SQLite got slow towards the end. With ~15,000 samples samples and 185 metadata fields, query performance started to degrade. Good enough for the MVP, but a clear signal that the next phase needs a different backend.
The Impact
Time Savings: 30-60 minutes per data search → 2-5 minutes (90%+ reduction)
What’s Now Possible:
- Multi-modal search: For the first time, someone can search across all modalities by sample ID, project, or disease area
- Metadata completeness at a glance: Instantly see which datasets are missing key fields
- Normalized values: “Healthy” is now “Healthy” everywhere - no more six spellings of the same concept
- Institutional memory: Knowledge that used to live in people’s heads is now queryable by anyone
By the Numbers:
- 6 modalities supported
- Nearly 30 datasets cataloged
- ~15,000 samples samples indexed
- 185 metadata fields normalized
- 80% of samples linked to source files
- New datasets onboarded in under 5 minutes
What Comes Next
This was an MVP - a foundation to build on. The roadmap includes:
- Different database backend: SQLite did its job, but scale demands something faster
- Self-service onboarding: A no-code form so wetlab scientists can add datasets without running scripts
- Richer multi-modal viewer: Beyond “data exists” to actually previewing and comparing across modalities
- Standardized analysis pipelines: Incorporate minimally processed outputs (count files, etc.)
- Experimental design capture: Currently this only lives in PowerPoint files
What I Learned
1. AI readiness is a data management problem first: Before you can train models, you need to know what data exists, where it lives, and what it means. The unsexy work of cataloging and normalization isn’t a detour - it’s the path.
2. Bridge-building is the real work: Every modality required a different conversation with a different expert. The technical system was straightforward; getting the information to populate it required patience and relationship-building.
3. Pragmatic beats perfect: SQLite and JSON arrays aren’t elegant at scale, but they let us prove value in 6 weeks. Now there’s momentum and evidence to justify a more robust solution.

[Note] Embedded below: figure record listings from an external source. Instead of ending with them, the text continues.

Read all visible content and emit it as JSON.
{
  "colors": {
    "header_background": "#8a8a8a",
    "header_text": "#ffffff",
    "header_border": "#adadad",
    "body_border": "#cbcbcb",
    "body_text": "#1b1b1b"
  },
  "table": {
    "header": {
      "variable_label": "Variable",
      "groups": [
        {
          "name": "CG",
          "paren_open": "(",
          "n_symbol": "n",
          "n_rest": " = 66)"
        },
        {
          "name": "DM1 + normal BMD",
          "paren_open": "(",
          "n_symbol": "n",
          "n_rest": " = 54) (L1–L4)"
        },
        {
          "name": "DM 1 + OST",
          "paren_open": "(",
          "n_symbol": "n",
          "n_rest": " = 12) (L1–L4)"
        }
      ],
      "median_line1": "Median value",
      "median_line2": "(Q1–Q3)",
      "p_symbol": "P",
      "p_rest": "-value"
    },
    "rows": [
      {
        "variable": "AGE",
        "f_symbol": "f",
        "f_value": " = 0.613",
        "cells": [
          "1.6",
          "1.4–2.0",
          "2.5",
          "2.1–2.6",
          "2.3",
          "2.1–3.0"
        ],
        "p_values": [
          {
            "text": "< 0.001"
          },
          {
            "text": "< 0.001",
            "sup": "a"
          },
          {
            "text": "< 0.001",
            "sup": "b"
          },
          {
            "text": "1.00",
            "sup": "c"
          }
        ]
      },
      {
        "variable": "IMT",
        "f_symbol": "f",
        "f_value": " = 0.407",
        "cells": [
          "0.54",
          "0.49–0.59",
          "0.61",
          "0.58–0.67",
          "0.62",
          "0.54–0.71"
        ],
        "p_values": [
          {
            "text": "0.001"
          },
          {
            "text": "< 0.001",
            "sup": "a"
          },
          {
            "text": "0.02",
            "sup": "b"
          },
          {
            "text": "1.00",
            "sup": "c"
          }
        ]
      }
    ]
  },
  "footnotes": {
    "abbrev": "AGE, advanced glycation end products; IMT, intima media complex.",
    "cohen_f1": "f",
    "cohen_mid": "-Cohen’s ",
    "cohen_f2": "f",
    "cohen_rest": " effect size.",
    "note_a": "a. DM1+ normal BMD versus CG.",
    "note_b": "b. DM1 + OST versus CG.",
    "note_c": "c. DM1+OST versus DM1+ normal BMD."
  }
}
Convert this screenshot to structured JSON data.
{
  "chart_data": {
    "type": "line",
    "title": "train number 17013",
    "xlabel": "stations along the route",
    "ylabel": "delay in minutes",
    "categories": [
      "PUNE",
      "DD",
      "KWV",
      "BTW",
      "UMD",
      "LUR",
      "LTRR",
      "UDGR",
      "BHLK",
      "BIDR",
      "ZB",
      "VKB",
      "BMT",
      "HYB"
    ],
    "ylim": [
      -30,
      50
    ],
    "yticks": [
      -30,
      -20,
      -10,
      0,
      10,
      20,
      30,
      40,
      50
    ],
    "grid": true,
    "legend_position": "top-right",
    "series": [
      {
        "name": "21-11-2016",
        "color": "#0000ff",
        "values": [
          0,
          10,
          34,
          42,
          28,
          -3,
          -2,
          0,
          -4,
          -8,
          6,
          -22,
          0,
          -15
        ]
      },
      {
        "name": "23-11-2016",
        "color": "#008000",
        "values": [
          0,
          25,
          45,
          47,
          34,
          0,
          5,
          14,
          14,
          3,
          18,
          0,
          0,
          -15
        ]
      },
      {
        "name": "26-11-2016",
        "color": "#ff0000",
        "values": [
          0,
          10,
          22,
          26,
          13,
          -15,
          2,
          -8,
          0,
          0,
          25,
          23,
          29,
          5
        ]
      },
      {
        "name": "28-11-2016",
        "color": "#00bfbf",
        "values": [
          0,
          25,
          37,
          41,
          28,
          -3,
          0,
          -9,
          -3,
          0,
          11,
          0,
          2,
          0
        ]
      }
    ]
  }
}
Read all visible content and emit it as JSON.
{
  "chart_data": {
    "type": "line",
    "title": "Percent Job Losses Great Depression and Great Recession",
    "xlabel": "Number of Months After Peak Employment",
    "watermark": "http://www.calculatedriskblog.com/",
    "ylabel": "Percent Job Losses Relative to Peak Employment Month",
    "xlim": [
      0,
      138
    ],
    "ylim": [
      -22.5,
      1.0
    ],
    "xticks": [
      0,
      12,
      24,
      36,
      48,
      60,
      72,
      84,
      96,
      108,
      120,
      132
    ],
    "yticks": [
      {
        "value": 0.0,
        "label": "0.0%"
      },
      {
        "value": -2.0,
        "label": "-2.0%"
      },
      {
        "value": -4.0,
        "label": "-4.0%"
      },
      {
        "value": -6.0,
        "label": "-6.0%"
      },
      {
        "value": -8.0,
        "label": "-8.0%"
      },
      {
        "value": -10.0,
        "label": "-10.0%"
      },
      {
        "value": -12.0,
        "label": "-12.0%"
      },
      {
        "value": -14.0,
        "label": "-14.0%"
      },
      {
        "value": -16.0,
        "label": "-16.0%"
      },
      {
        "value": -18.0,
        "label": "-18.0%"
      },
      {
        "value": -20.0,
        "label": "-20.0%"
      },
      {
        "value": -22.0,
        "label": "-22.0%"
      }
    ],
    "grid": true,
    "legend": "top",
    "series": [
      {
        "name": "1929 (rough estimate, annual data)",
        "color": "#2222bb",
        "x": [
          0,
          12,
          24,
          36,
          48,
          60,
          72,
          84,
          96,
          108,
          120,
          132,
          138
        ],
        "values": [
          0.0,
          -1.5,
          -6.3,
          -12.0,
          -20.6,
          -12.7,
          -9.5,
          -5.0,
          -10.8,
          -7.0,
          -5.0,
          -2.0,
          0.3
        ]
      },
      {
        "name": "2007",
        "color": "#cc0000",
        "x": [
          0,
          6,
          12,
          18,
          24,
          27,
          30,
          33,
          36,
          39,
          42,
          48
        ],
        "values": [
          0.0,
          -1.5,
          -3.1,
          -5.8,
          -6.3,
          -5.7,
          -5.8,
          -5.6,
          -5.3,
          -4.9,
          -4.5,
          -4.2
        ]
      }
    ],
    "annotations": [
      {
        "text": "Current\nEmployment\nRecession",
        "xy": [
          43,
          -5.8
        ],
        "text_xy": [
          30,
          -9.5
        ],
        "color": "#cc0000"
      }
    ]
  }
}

4. Personal assets become institutional assets: The most important transformation wasn’t technical - it was converting knowledge that could “walk out the door” into something the organization owns permanently.
5. Past failures create skepticism: When people have seen similar initiatives fizzle, they’re hesitant to invest energy in the next one. Quick wins and visible progress are essential to rebuilding trust.